Cultural relativism informs us, but it doesn't paralyze us. This was summed up really well in a quote by General Sir Charles Napier. As a British general in India, he'd heard people defend the practice of Sati defended by appealing to relative values.

His response was You say that it is your custom to burn widows. Very well. We also have a custom: when men burn a woman alive, we tie a rope around their necks and we hang them. Build your funeral pyre; beside it, my carpenters will build a gallows. You may follow your custom. And then we will follow ours.

So it is, when objecting to rape. A given rapist might feel that he's moral. And he might be justified under his cultural values. I come from a different culture. So, his self-image would be academically interesting, but irrelevant from the perspective of my moral imperatives.

Gandolf said...

Victor Reppert says "If cultural relativism is true, the rules of that culture, with respect to rape, are justified. There is no "court of appeal" that is over and above that culture and out culture that would permit us to say that their views on rape are wrong and ours are right."

No agreed, but im still sure there will be plenty amongst them that might far prefer ours!.

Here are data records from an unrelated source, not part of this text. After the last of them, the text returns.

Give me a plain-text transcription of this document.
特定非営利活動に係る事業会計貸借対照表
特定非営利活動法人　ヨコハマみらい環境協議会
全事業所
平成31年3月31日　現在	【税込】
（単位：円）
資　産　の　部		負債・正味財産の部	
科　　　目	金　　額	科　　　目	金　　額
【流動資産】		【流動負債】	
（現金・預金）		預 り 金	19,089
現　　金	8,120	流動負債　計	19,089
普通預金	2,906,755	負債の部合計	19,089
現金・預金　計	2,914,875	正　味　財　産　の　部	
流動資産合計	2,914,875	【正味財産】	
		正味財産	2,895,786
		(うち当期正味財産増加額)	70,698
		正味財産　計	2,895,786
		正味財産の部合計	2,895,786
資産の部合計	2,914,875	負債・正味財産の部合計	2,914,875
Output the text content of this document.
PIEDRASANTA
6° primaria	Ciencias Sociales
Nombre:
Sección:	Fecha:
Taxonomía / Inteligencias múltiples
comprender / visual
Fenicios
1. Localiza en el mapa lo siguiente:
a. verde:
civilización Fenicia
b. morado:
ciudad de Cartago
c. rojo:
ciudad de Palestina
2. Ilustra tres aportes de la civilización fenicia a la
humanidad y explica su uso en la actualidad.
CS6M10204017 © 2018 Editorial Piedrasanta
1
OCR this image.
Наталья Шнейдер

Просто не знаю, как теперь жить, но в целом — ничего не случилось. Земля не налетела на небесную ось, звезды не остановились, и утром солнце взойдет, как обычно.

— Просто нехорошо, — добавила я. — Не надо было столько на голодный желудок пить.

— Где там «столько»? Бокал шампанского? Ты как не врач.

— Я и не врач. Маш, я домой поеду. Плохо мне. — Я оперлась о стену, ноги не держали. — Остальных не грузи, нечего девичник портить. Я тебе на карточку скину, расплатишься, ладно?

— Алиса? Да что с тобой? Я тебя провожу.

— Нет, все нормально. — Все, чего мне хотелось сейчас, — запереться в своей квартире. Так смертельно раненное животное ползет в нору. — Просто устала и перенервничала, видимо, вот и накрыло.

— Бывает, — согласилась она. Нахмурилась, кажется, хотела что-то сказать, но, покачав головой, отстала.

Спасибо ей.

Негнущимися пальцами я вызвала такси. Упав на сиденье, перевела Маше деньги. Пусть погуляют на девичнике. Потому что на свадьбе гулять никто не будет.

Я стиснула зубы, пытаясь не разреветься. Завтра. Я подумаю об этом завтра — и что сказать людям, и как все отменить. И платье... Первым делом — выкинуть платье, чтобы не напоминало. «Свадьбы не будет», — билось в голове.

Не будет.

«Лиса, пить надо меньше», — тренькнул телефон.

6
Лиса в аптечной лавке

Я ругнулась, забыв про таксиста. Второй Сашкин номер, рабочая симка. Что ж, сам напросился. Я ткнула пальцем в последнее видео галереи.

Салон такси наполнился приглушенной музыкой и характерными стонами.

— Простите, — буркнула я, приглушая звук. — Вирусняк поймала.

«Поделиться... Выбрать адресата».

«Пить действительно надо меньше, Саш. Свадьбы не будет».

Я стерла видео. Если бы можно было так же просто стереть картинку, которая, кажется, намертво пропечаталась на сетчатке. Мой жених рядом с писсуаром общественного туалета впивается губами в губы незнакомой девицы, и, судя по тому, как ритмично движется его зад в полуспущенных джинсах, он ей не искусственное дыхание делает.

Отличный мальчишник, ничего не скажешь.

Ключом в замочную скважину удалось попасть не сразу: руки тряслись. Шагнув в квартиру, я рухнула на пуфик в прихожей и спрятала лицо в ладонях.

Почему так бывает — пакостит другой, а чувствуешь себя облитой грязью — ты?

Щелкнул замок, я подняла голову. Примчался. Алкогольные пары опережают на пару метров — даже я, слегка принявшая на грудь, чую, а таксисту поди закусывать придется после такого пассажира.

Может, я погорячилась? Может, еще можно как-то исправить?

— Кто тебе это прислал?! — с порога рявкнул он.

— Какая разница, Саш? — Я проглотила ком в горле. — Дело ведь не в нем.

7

Sometimes concentrating more on bettering and proving your own ways really do have many benefits and is more productive and long lasting in the end rather than trying to use some type of force to achieve it.

Adrian said...

I think we need to draw the distinction between what different cultures do and accept as moral and what we accept as moral. We can observe that different cultures don't condemn or maybe even encourage rape yet we don't need to say that they're right. Some people treat cultural relativism as saying that anything anyone does is good and moral, that because everyone has their own morals we can't criticize anyone else's beliefs.

The second form is weaker and only says that different cultures have different morals, but doesn't imply any of these beliefs are valid or useful. It's a good counter to the "absolute morality" idea that some Christians have, that God gave us our morals and are both perfect and unchanging. Nonsense, we reply, look even Christian morality has changed dramatically over 2,000 years.

If someone wishes to say that rape is moral on some pragmatic basis or because some cultures accept it, that's fine, but those facts say nothing about whether these morals are good, or should be accepted as moral by others. We must remember that we can describe the morals of others without accepting them ourselves.